AUT’s Library organises licences to all sorts of academic databases for AUT staff and students. This gives us full access to some of the best research resources in the world.
Contrary to popular belief, not all databases are just collections of research papers. Some bring together videos, tutorials, theses, historical papers, and all sorts of other materials. Here are my picks of the best gems in the database collection.
NB. AUT staff/students should navigate to these databases via the AUT Library databases tab to gain access.
SAGE Research Methods is an incredibly comprehensive resource for any researcher who uses a methodology (i.e. all of us). Features include:
- A library of almost a thousand digital books on all sorts of different methodologies
- Videos explaining key concepts, which you can browse by method or by discipline
- Case studies detailing how other researchers have used various methods
- Qualitative and quantitative datasets on which to practice your data analysis
- A project planner tool which guides you through the stages of a research project
- Access to SAGE Stats, which provides downloadable datasets (United States data only)
- A methods map showing how various methods are related
If you’re getting to grips with a new method, try using the methods map first. Each method in the map includes links to resources so that you can really learn deeply about your new method while understanding it in the context of related methods. Here’s what the map looks like for the topic of meta-analysis:
Lynda.com hosts video tutorials on a huge range of topics. Its focus is much wider than research; which means that you can learn skills that might not be taught as part of a research degree. For instance, if you need to learn a new coding language for your research, or you need to use graphic design software to create complex figures, Lynda can help you to learn it. Here are some courses that are particularly relevant for researchers:
- SPSS for Academic Research
- Academic Research Foundations: Quantitative (introductory level)
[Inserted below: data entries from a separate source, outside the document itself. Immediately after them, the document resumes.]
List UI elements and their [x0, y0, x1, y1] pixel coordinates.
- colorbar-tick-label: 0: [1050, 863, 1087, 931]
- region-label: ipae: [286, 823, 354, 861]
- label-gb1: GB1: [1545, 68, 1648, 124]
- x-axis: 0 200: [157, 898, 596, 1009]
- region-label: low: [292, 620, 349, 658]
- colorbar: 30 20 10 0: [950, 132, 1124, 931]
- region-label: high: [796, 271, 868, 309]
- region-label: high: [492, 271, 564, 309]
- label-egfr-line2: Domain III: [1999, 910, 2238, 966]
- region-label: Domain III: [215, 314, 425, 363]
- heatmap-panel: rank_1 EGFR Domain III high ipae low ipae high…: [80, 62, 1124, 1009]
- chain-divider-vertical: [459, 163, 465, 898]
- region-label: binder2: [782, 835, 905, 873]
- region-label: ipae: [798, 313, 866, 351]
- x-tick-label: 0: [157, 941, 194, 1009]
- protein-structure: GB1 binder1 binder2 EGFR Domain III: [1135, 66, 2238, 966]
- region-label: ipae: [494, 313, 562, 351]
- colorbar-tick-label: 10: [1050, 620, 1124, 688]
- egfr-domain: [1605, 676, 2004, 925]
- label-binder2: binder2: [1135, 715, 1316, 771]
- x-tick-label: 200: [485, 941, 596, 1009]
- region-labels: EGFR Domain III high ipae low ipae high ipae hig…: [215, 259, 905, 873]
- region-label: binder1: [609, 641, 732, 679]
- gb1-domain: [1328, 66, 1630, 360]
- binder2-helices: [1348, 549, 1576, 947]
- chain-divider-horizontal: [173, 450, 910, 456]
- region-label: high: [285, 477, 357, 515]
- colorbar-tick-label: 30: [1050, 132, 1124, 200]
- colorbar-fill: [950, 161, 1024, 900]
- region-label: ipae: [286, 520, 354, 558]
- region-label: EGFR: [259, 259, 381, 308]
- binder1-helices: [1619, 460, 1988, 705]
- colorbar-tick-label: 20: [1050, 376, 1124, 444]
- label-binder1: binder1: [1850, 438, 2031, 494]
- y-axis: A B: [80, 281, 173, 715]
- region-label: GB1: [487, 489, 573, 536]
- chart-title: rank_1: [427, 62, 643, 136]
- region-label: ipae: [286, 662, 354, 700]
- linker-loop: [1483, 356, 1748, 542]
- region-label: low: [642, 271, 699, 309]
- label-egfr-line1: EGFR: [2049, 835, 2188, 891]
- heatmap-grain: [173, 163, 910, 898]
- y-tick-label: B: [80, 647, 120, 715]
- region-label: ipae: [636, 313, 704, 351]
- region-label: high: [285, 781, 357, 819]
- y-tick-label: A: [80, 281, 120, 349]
- EndNote Essential Training
- Learning NVivo
- Time Management Fundamentals
- Learning Speed Reading
- R for Data Science
- SQL for Statistics
There are thousands more available, so go searching for what you need.
This database from the National Library of New Zealand collects digital copies of local newspapers, magazines, journals, letters, parliamentary papers, and even diaries of notable people. There are millions of pages available, giving an incredible amount of access to New Zealand’s written history and culture.
A particular highlight is the digitised collection of the Transactions of the Royal Society, which gives an insight into the kind of scientific research that has been performed and reported in New Zealand historically. (This is also a great resource if you need to find scientific information specific to the New Zealand context.)
You can even view the old advertisements that ran in the original printed newspapers and magazines – great for media researchers!